Literacy in a Foreign Language

Writer(s): 
Charles Jannuzi, FL Literacy Forming N-SIG, JALT

What is the modern concept of literacy? Does it involve more than traditional reading and writing? What are its implications for FLT and FLL? One way to make readily apparent the relevance of literacy as a concern for FLT would be to define literacy as a social skill, as reading and writing for communication.

One simplification that may hurt the effectiveness of modern communicative approaches is an overemphasis on the spoken language and oral production, even to the point where communication is equated with conversation. But step back a moment and consider how much FLT is steeped in literacy: We assume that our students are literate when we try to teach conversation using a textbook and notes written on the blackboard. What is a dialogue when first presented to students but a problem in reading? Much FLT takes place concurrent with or even after first language literacy acquisition, and most prestige languages taught as foreign ones come from fully literate cultures.

A FL Literacy special interest groups might draw on two traditional areas of research and teaching activities. First, it should be noted that SLT/SLL has been an important concern in literacy education. For example, reading specialists in the U.S. or U.K. have been called on to meet the literacy and language needs of immigrant students. Second, reading and writing have always been core components of FLT/FLL. But, most important, what is needed is an N-SIG that makes contact with and draws on these two traditions where useful while going beyond the ideas that (a) FL literacy is simply adapting SL literacy to overseas situations and (b) reading and writing are only mildly complementary (or even antithetical, in the case of Japan) to communicative approaches and communication in the classroom.

Just as in any educational undertaking that proposes the status quo is less than satisfactory, achieving improvement in FL literacy in Japan may prove difficult. One charge will be that it detracts from--rather than complements--native language literacy. This is a charge that is often levelled at FL education in general. Also, it may challenge longstanding preconceptions about the strengths and weaknesses of FLT/FLL in Japan.
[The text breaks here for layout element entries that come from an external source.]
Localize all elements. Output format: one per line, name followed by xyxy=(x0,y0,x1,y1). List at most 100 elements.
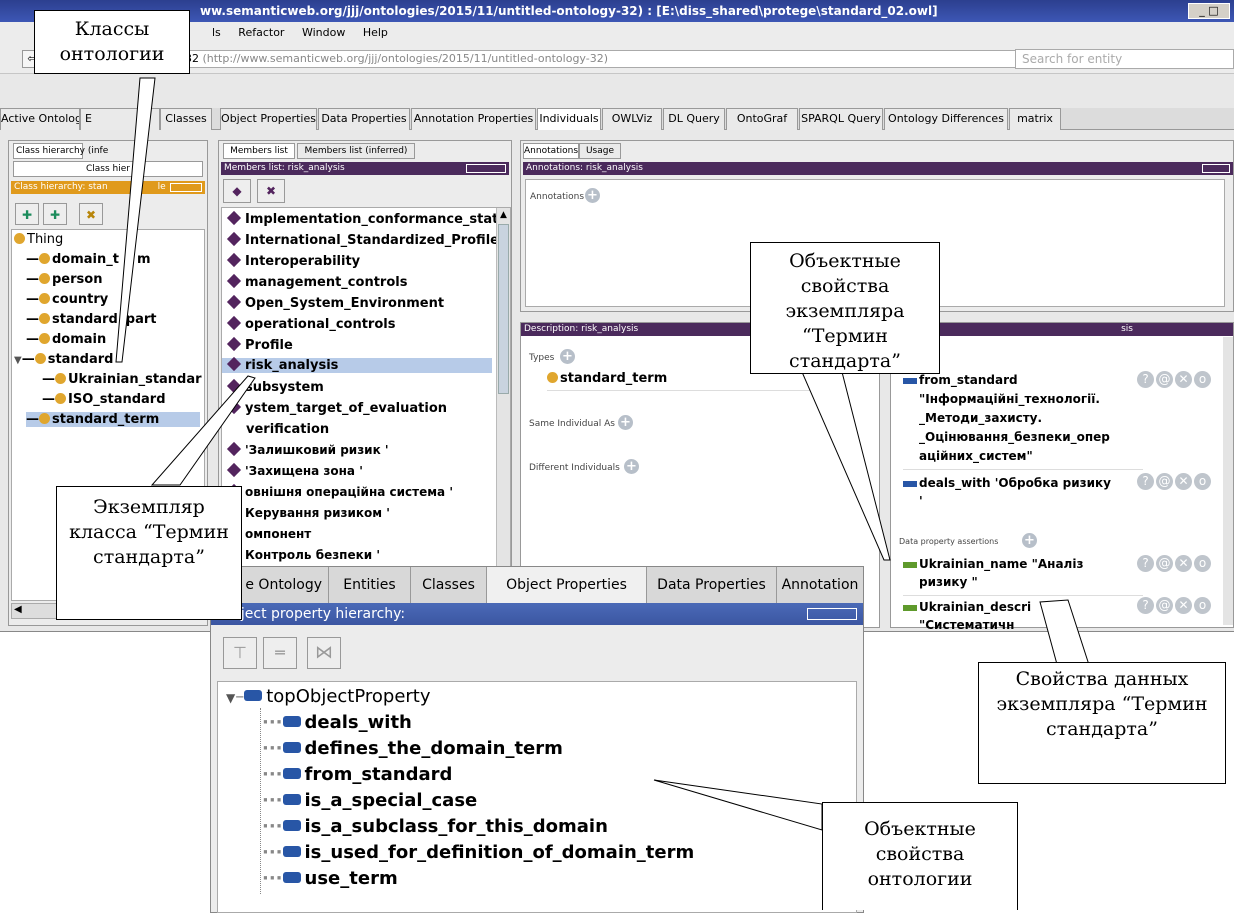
add-data-property-icon[interactable]: + xyxy=(1022,533,1037,548)
tab-entities[interactable]: E xyxy=(80,108,160,130)
tab-data-properties[interactable]: Data Properties xyxy=(318,108,410,130)
individual-item[interactable]: management_controls xyxy=(226,273,407,290)
property-is-a-subclass-for-this-domain[interactable]: ··· is_a_subclass_for_this_domain xyxy=(262,816,608,837)
individual-item[interactable]: Interoperability xyxy=(226,252,360,269)
tab-members-list[interactable]: Members list xyxy=(223,143,295,159)
scroll-up-icon[interactable]: ▲ xyxy=(498,210,509,221)
individual-item[interactable]: 'Залишковий ризик ' xyxy=(226,441,389,457)
add-annotation-icon[interactable]: + xyxy=(585,188,600,203)
type-standard-term[interactable]: standard_term xyxy=(547,371,847,391)
tab-owlviz[interactable]: OWLViz xyxy=(602,108,662,130)
search-input[interactable]: Search for entity xyxy=(1015,49,1234,69)
individual-item[interactable]: Керування ризиком ' xyxy=(226,504,390,520)
scrollbar-thumb[interactable] xyxy=(498,224,509,394)
individual-item[interactable]: 'Захищена зона ' xyxy=(226,462,363,478)
individual-item[interactable]: Контроль безпеки ' xyxy=(226,546,380,562)
delete-icon[interactable]: ✕ xyxy=(1175,555,1192,572)
tab-matrix[interactable]: matrix xyxy=(1009,108,1061,130)
class-iso-standard[interactable]: — ISO_standard xyxy=(42,392,166,407)
class-domain-term[interactable]: — domain_t m xyxy=(26,252,151,267)
individual-item-selected[interactable]: risk_analysis xyxy=(222,356,492,373)
tab-dl-query[interactable]: DL Query xyxy=(663,108,725,130)
object-property-deals-with[interactable]: deals_with 'Обробка ризику ' xyxy=(903,469,1143,510)
add-same-individual-icon[interactable]: + xyxy=(618,415,633,430)
menu-tools[interactable]: ls xyxy=(212,26,221,39)
tab-members-list-inferred[interactable]: Members list (inferred) xyxy=(297,143,415,159)
class-standard[interactable]: ▼— standard xyxy=(14,352,113,367)
data-property-ukrainian-name[interactable]: Ukrainian_name "Аналіз ризику " xyxy=(903,555,1143,591)
edit-icon[interactable]: o xyxy=(1194,597,1211,614)
delete-icon[interactable]: ✕ xyxy=(1175,597,1192,614)
edit-icon[interactable]: o xyxy=(1194,371,1211,388)
property-is-a-special-case[interactable]: ··· is_a_special_case xyxy=(262,790,477,811)
scroll-left-icon[interactable]: ◀ xyxy=(14,604,22,615)
class-ukrainian-standard[interactable]: — Ukrainian_standar xyxy=(42,372,202,387)
annotate-icon[interactable]: @ xyxy=(1156,597,1173,614)
add-sibling-icon[interactable]: ✚ xyxy=(43,203,67,225)
individual-item[interactable]: овнішня операційна система ' xyxy=(226,483,453,499)
property-top-object-property[interactable]: ▼– topObjectProperty xyxy=(226,686,431,707)
tab-annotations[interactable]: Annotations xyxy=(523,143,579,159)
annotate-icon[interactable]: @ xyxy=(1156,473,1173,490)
delete-individual-icon[interactable]: ✖ xyxy=(257,179,285,203)
annotate-icon[interactable]: @ xyxy=(1156,555,1173,572)
menu-help[interactable]: Help xyxy=(363,26,388,39)
tab-usage[interactable]: Usage xyxy=(579,143,621,159)
tab-classes[interactable]: Classes xyxy=(160,108,212,130)
tab-active-ontology[interactable]: Active Ontology xyxy=(0,108,80,130)
tab-object-properties[interactable]: Object Properties xyxy=(487,567,647,603)
tab-data-properties[interactable]: Data Properties xyxy=(647,567,777,603)
add-subclass-icon[interactable]: ✚ xyxy=(15,203,39,225)
property-from-standard[interactable]: ··· from_standard xyxy=(262,764,452,785)
class-domain[interactable]: — domain xyxy=(26,332,106,347)
delete-class-icon[interactable]: ✖ xyxy=(79,203,103,225)
tab-sparql-query[interactable]: SPARQL Query xyxy=(799,108,883,130)
tab-ontograf[interactable]: OntoGraf xyxy=(726,108,798,130)
class-standard-term[interactable]: — standard_term xyxy=(26,412,200,427)
expand-triangle-icon[interactable]: ▼ xyxy=(14,355,22,366)
view-controls-icon[interactable] xyxy=(170,183,202,192)
tab-annotation-properties[interactable]: Annotation xyxy=(777,567,863,603)
class-country[interactable]: — country xyxy=(26,292,108,307)
menu-refactor[interactable]: Refactor xyxy=(238,26,284,39)
individual-item[interactable]: verification xyxy=(246,422,329,437)
tab-object-properties[interactable]: Object Properties xyxy=(220,108,317,130)
property-scrollbar[interactable] xyxy=(1223,337,1233,625)
tab-entities[interactable]: Entities xyxy=(329,567,411,603)
class-thing[interactable]: Thing xyxy=(14,232,63,247)
tab-class-hierarchy[interactable]: Class hier xyxy=(13,161,203,177)
tab-class-hierarchy-inferred[interactable]: Class hierarchy (infe xyxy=(13,143,108,159)
view-controls-icon[interactable] xyxy=(807,608,857,620)
view-controls-icon[interactable] xyxy=(1202,164,1230,173)
members-scrollbar[interactable]: ▲ xyxy=(496,208,510,622)
explain-icon[interactable]: ? xyxy=(1137,371,1154,388)
explain-icon[interactable]: ? xyxy=(1137,597,1154,614)
view-controls-icon[interactable] xyxy=(466,164,506,173)
individual-item[interactable]: ystem_target_of_evaluation xyxy=(226,399,447,416)
property-defines-the-domain-term[interactable]: ··· defines_the_domain_term xyxy=(262,738,563,759)
tab-classes[interactable]: Classes xyxy=(411,567,487,603)
individual-item[interactable]: International_Standardized_Profile xyxy=(226,231,499,248)
expand-triangle-icon[interactable]: ▼ xyxy=(226,691,235,705)
add-type-icon[interactable]: + xyxy=(560,349,575,364)
edit-icon[interactable]: o xyxy=(1194,555,1211,572)
tab-individuals[interactable]: Individuals xyxy=(537,108,601,130)
object-property-from-standard[interactable]: from_standard "Інформаційні_технології. … xyxy=(903,371,1143,466)
annotate-icon[interactable]: @ xyxy=(1156,371,1173,388)
delete-icon[interactable]: ✕ xyxy=(1175,371,1192,388)
explain-icon[interactable]: ? xyxy=(1137,473,1154,490)
class-person[interactable]: — person xyxy=(26,272,102,287)
property-use-term[interactable]: ··· use_term xyxy=(262,868,398,889)
data-property-ukrainian-description[interactable]: Ukrainian_descri on "Систематичн xyxy=(903,595,1143,631)
add-individual-icon[interactable]: ◆ xyxy=(223,179,251,203)
window-controls[interactable]: _ □ xyxy=(1188,3,1230,19)
tab-ontology-differences[interactable]: Ontology Differences xyxy=(884,108,1008,130)
add-sibling-property-icon[interactable]: ═ xyxy=(263,637,297,669)
explain-icon[interactable]: ? xyxy=(1137,555,1154,572)
menu-window[interactable]: Window xyxy=(302,26,345,39)
property-deals-with[interactable]: ··· deals_with xyxy=(262,712,412,733)
individual-item[interactable]: Implementation_conformance_stat xyxy=(226,210,498,227)
class-standard-part[interactable]: — standard part xyxy=(26,312,157,327)
individual-item[interactable]: Open_System_Environment xyxy=(226,294,444,311)
individual-item[interactable]: subsystem xyxy=(226,378,324,395)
In the case of the most taught foreign language, English, it is often said that Japanese students get a strong grounding in reading and writing during their six plus years of instruction, but that listening and speaking skills lag behind. Is this really the case? Do standardized test scores and students' actual classroom performance back up this idea? My own attempts at assessment of students' abilities lead me to this conclusion: each student has strengths and weaknesses; many students are more comfortable with oral language than written. I can discern no overall tendency that would make me think my students are significantly stronger in reading and writing than listening and speaking.

Another assumption is that a FL Literacy interest group would challenge the division of labor in the relevant country, for example Japan. In Japan, foreigners (i.e., usually native speakers of English) are most often hired to teach English conversation while Japanese teachers are responsible for grammar, vocabulary, reading and writing. At the secondary level, this division holds especially true, but I think it may be safely extended to include most all of English education in Japan. This division of labor reflects the very rationale for hiring foreigners to teach in Japanese classrooms: a perceived deficiency in speaking and listening skills (often equated with oral communication).

One real-world purpose of a FL N-SIG might be to bring together the foreign teachers and the Japanese to teach English communicatively in an integrated fashion, rather than in the isolated, divided way it is done in now. I think it is almost inarguable: Education must change to meet the demands of the next generation, and that includes FLT/FLL. Why is the current system of FL education in Japan perceived of in such negative terms? At a practical, achievable level, just how can things be improved? Is FL literacy actually being used to facilitate the learning and/or acquisition of the target language or are current methods at the heart of the perceived failure?

If you are in anyway interested in the concerns mentioned above (or the teaching and learning of reading and writing as it relates to FLT/FLL and your own teaching and research interests), you are by all means encouraged to join and empower this forming N-SIG. Become an officer or an participating member and help see this through to fruition. The field of FL Literacy is relatively undeveloped and wide open and so is this nascent N-SIG.